Em dois momentos nos últimos três dias, o presidente Lula postulou que o agronegócio tem um "problema ideológico" com seu governo. Disse isso nesta quinta-feira (15), em entrevista a rádios de Goiás, repetindo algo semelhante que afirmara na live de terca-feira (13).
Poucas vezes se falou tanto em ideologia. Por isso, não custa voltar aos clássicos: a partir da definição do conde Destutt de Tracy, em Fundamentos da Ideologia (1801-1815), ideologia é a ciência que estuda as ideias. Essa interpretação, claro, pouco ajuda a compreendermos seu sentido contemporâneo. Mas foi uma das primeiras vezes em que o termo apareceu para ser, logo depois, questionado pelo marxismo. Para Karl Marx, ideologia seria uma consciência sistematizada da realidade social, política e econômica cujo objetivo é perpetrar a dominação do proletariado pela classe burguesa por meio do falseamento da realidade.
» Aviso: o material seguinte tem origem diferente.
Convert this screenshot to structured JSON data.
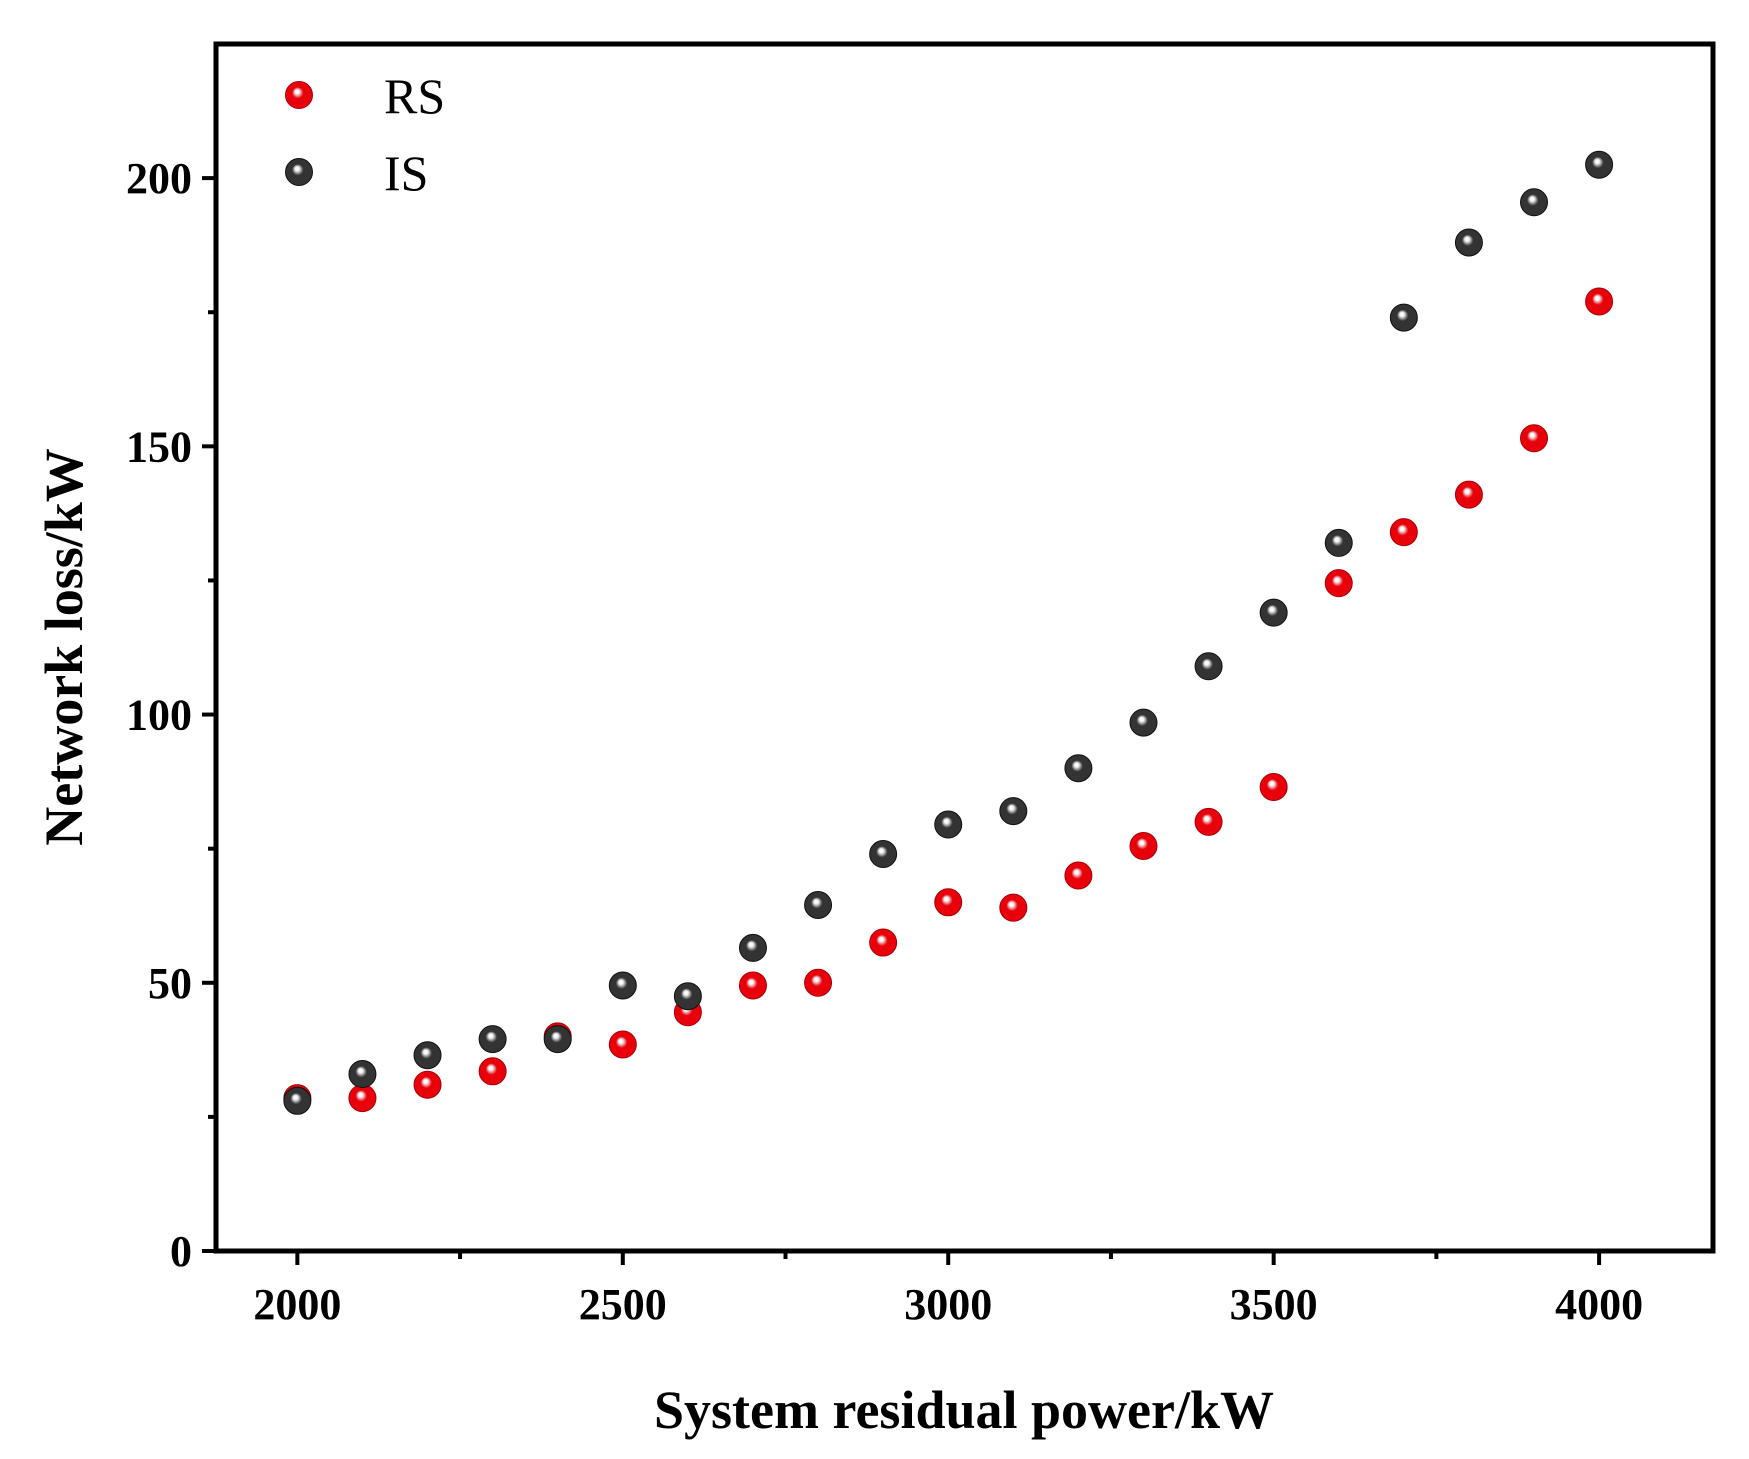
{
  "chart_data": {
    "type": "scatter",
    "title": "",
    "xlabel": "System residual power/kW",
    "ylabel": "Network loss/kW",
    "xlim": [
      1875,
      4175
    ],
    "ylim": [
      0,
      225
    ],
    "x_ticks": [
      "2000",
      "2500",
      "3000",
      "3500",
      "4000"
    ],
    "y_ticks": [
      "0",
      "50",
      "100",
      "150",
      "200"
    ],
    "grid": false,
    "legend_position": "top-left",
    "x": [
      2000,
      2100,
      2200,
      2300,
      2400,
      2500,
      2600,
      2700,
      2800,
      2900,
      3000,
      3100,
      3200,
      3300,
      3400,
      3500,
      3600,
      3700,
      3800,
      3900,
      4000
    ],
    "series": [
      {
        "name": "RS",
        "color": "#e8000b",
        "values": [
          28.5,
          28.5,
          31,
          33.5,
          40,
          38.5,
          44.5,
          49.5,
          50,
          57.5,
          65,
          64,
          70,
          75.5,
          80,
          86.5,
          124.5,
          134,
          141,
          151.5,
          177
        ]
      },
      {
        "name": "IS",
        "color": "#333333",
        "values": [
          28,
          33,
          36.5,
          39.5,
          39.5,
          49.5,
          47.5,
          56.5,
          64.5,
          74,
          79.5,
          82,
          90,
          98.5,
          109,
          119,
          132,
          174,
          188,
          195.5,
          202.5
        ]
      }
    ]
  }
}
Complicou? Calma. Não à toa Norberto Bobbio, em seu Dicionário de Política, caracterizou o verbete da seguinte forma: “Não existe talvez nenhuma outra palavra que possa ser comparada à ideologia pela frequência com a qual é empregada e, sobretudo, pela gama de significados diferentes que lhe são atribuídos”. Sim, se fosse vivo, Bobbio certamente criaria um verbete sobre "narrativa", outra palavra desgastada no Brasil atual.
Fiquemos, assim, com o senso comum: ideologia é como um sistema de crenças políticas, valores e visões de mundo. Sendo assim, seria de se intuir que, a depender da suposta diferença "ideológica" entre Lula e o agronegócio, o diálogo entre posições divergentes nunca será possível. O que dá algum alento é que, em nosso país, as pessoas têm memória curta. Tome-se como exemplo o recente périplo do advogado Cristiano Zanin pelos gabinetes de parlamentares conservadores.
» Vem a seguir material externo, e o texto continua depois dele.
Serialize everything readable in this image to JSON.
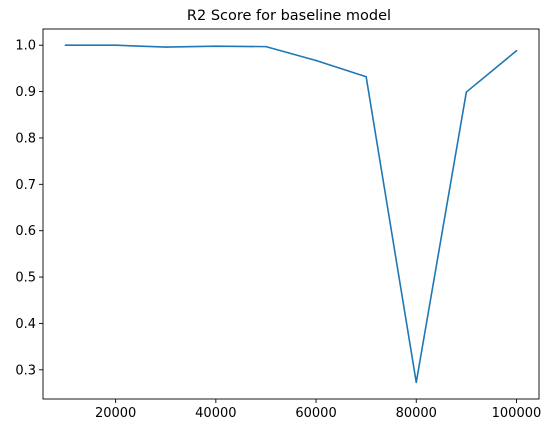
{
  "chart_data": {
    "type": "line",
    "title": "R2 Score for baseline model",
    "xlabel": "",
    "ylabel": "",
    "x": [
      10000,
      20000,
      30000,
      40000,
      50000,
      60000,
      70000,
      80000,
      90000,
      100000
    ],
    "series": [
      {
        "values": [
          1.0,
          1.0,
          0.996,
          0.998,
          0.997,
          0.967,
          0.932,
          0.273,
          0.899,
          0.988
        ],
        "color": "#1f77b4"
      }
    ],
    "xlim": [
      5500,
      104500
    ],
    "ylim": [
      0.237,
      1.035
    ],
    "xticks": [
      20000,
      40000,
      60000,
      80000,
      100000
    ],
    "xtick_labels": [
      "20000",
      "40000",
      "60000",
      "80000",
      "100000"
    ],
    "yticks": [
      0.3,
      0.4,
      0.5,
      0.6,
      0.7,
      0.8,
      0.9,
      1.0
    ],
    "ytick_labels": [
      "0.3",
      "0.4",
      "0.5",
      "0.6",
      "0.7",
      "0.8",
      "0.9",
      "1.0"
    ],
    "grid": false,
    "legend": "none"
  }
}
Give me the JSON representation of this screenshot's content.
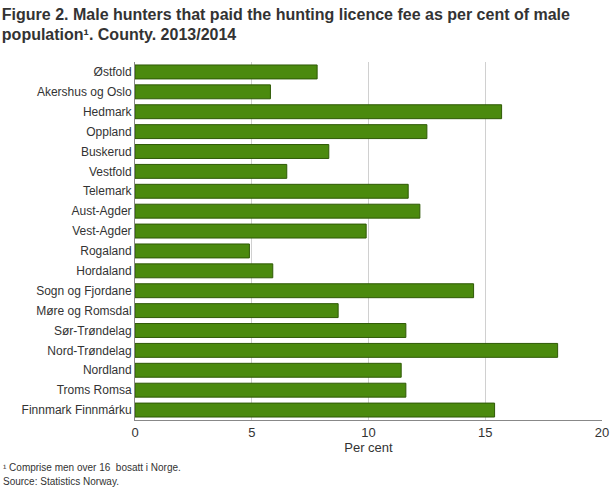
{
  "chart_data": {
    "type": "bar",
    "orientation": "horizontal",
    "title": [
      "Figure 2. Male hunters that paid the hunting licence fee as per cent of male",
      "population¹. County. 2013/2014"
    ],
    "x_label": "Per cent",
    "categories": [
      "Østfold",
      "Akershus og Oslo",
      "Hedmark",
      "Oppland",
      "Buskerud",
      "Vestfold",
      "Telemark",
      "Aust-Agder",
      "Vest-Agder",
      "Rogaland",
      "Hordaland",
      "Sogn og Fjordane",
      "Møre og Romsdal",
      "Sør-Trøndelag",
      "Nord-Trøndelag",
      "Nordland",
      "Troms Romsa",
      "Finnmark Finnmárku"
    ],
    "values": [
      7.8,
      5.8,
      15.7,
      12.5,
      8.3,
      6.5,
      11.7,
      12.2,
      9.9,
      4.9,
      5.9,
      14.5,
      8.7,
      11.6,
      18.1,
      11.4,
      11.6,
      15.4
    ],
    "color": "#4b8a0e",
    "xlim": [
      0,
      20
    ],
    "xticks": [
      0,
      5,
      10,
      15,
      20
    ],
    "grid": true,
    "annotations": [
      "¹ Comprise men over 16  bosatt i Norge.",
      "Source: Statistics Norway."
    ]
  }
}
A senadora Damares Alves (Republicanos-DF) saiu nesta quinta-feira (15) de um encontro com o indicado por Lula para a vaga de Ricardo Lewandowski no Supremo Tribunal Federal (STF) chamando-o de "muito inteligente" e afirmando que "gostou dele como pessoa". Logo ela que havia prometido não aprovar o nome de Zanin de jeito nenhum - nada a faria mudar de ideia, garantiu. Pela voz de Mecias de Jesus (Republicanos-RR), outros dois senadores do partido, o gaúcho Hamilton Mourão e Cleitinho (MG) também "gostaram muito da conversa, da transparência, da forma equilibrada, e sem ideologia nenhuma" com Zanin. Olha a ideologia aparecendo aí de novo.
Nunca Bobbio foi tão atual: fala-se em desideologizar as relações econômicas, a máquina estatal, o Itamaraty, as Forças Armadas. Desconfie quando ouvir isso porque, provavelmente, alguém estará apenas buscando substituir um sistema de valores, crenças e visão de mundo por outro - em geral o seu.
O problema do agro com Lula não é ideológico. É econômico. O da indicação de Zanin é de violar a impessoalidade do cargo. E o da política externa e das Forças Armadas é de garantir instituições de Estado. Se houver respeito à Constituição, não há problema a imensa maioria dos militares ser anti-PT nem os ruralistas abraçarem Jair Bolsonaro. É para isso que existe a política - o diálogo possível, a arte de ceder aqui para ganhar ali, ou, em outras palavras, a busca por pontos comuns em meio a ideologias divergentes.